There were times where after thinking about my friend and missing the kind of relationship we had together, I would try and reach out. Any relationship is a two-way street and would need both people’s cooperation. If the conversation is only one-sided, or if you’re putting in more effort, than maybe it’s best to cut your losses, and move on. At least you know you tried everything you could to salvage your friendship.
DON’T BLAME YOURSELF
Just like with any relationship, there’s always a small percentage of self-doubt when something goes wrong or if there’s an argument. You might start questioning what you could have done and what you may have done wrong that caused your friend to start ignoring and rejecting you. It may be difficult, but don’t start blaming or questioning yourself! Sometimes relationships just fizzle out because of other things going on in the other person’s life or the lack of common interests. When that is the case, in no way was the fault your own.
DON’T SWEAT IT
Along with not blaming yourself, don’t let someone ghosting you affect your other relationships or affect your school/work mindset. Additionally, don’t dwell on the ghosting. Dwelling turns into questioning, and questioning turns into self-doubt. Just remember you still have other friends and your family who love and support you for who you are.

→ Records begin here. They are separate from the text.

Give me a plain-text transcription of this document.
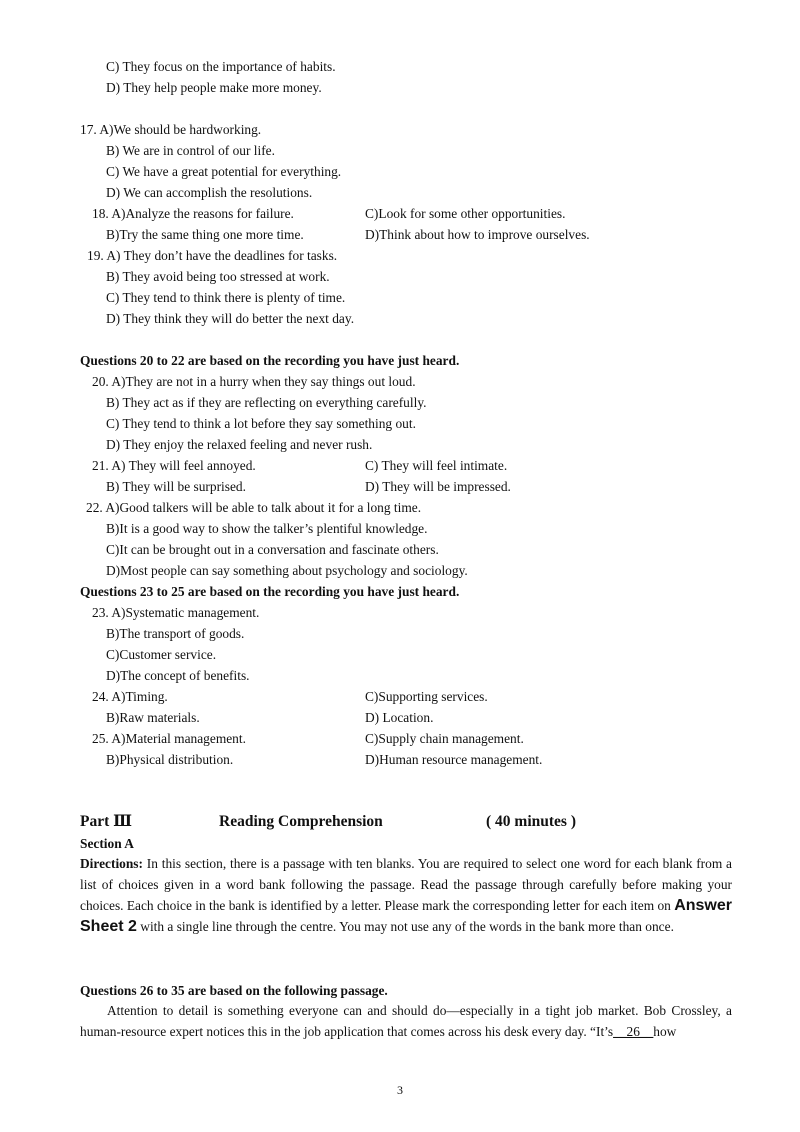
C) They focus on the importance of habits.
D) They help people make more money.
17. A)We should be hardworking.
B) We are in control of our life.
C) We have a great potential for everything.
D) We can accomplish the resolutions.
18. A)Analyze the reasons for failure.	C)Look for some other opportunities.
B)Try the same thing one more time.	D)Think about how to improve ourselves.
19. A) They don’t have the deadlines for tasks.
B) They avoid being too stressed at work.
C) They tend to think there is plenty of time.
D) They think they will do better the next day.
Questions 20 to 22 are based on the recording you have just heard.
20. A)They are not in a hurry when they say things out loud.
B) They act as if they are reflecting on everything carefully.
C) They tend to think a lot before they say something out.
D) They enjoy the relaxed feeling and never rush.
21. A) They will feel annoyed.	C) They will feel intimate.
B) They will be surprised.	D) They will be impressed.
22. A)Good talkers will be able to talk about it for a long time.
B)It is a good way to show the talker’s plentiful knowledge.
C)It can be brought out in a conversation and fascinate others.
D)Most people can say something about psychology and sociology.
Questions 23 to 25 are based on the recording you have just heard.
23. A)Systematic management.
B)The transport of goods.
C)Customer service.
D)The concept of benefits.
24. A)Timing.	C)Supporting services.
B)Raw materials.	D) Location.
25. A)Material management.	C)Supply chain management.
B)Physical distribution.	D)Human resource management.
Part Ⅲ	Reading Comprehension	( 40 minutes )
Section A
Directions: In this section, there is a passage with ten blanks. You are required to select one word for each blank from a list of choices given in a word bank following the passage. Read the passage through carefully before making your choices. Each choice in the bank is identified by a letter. Please mark the corresponding letter for each item on Answer Sheet 2 with a single line through the centre. You may not use any of the words in the bank more than once.
Questions 26 to 35 are based on the following passage.
Attention to detail is something everyone can and should do—especially in a tight job market. Bob Crossley, a human-resource expert notices this in the job application that comes across his desk every day. “It’s__26__how
3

Just because someone ghosts you for lack of common interests or both of your ideals change, doesn’t mean YOU have to change your beliefs, change how you dress, how you talk, or how you think. If they’re forcing you to change a part of yourself to be more compatible with them, then they aren’t people you would want to be friends with or associate with. Surround yourself with people who will pick you up, support and encourage you, and also be real with you when you’re doing something ridiculous. Don’t settle for anyone that tears you down or make you feel like you’re inadequate. Settle for people who make you laugh, smile, and push you to be your very best.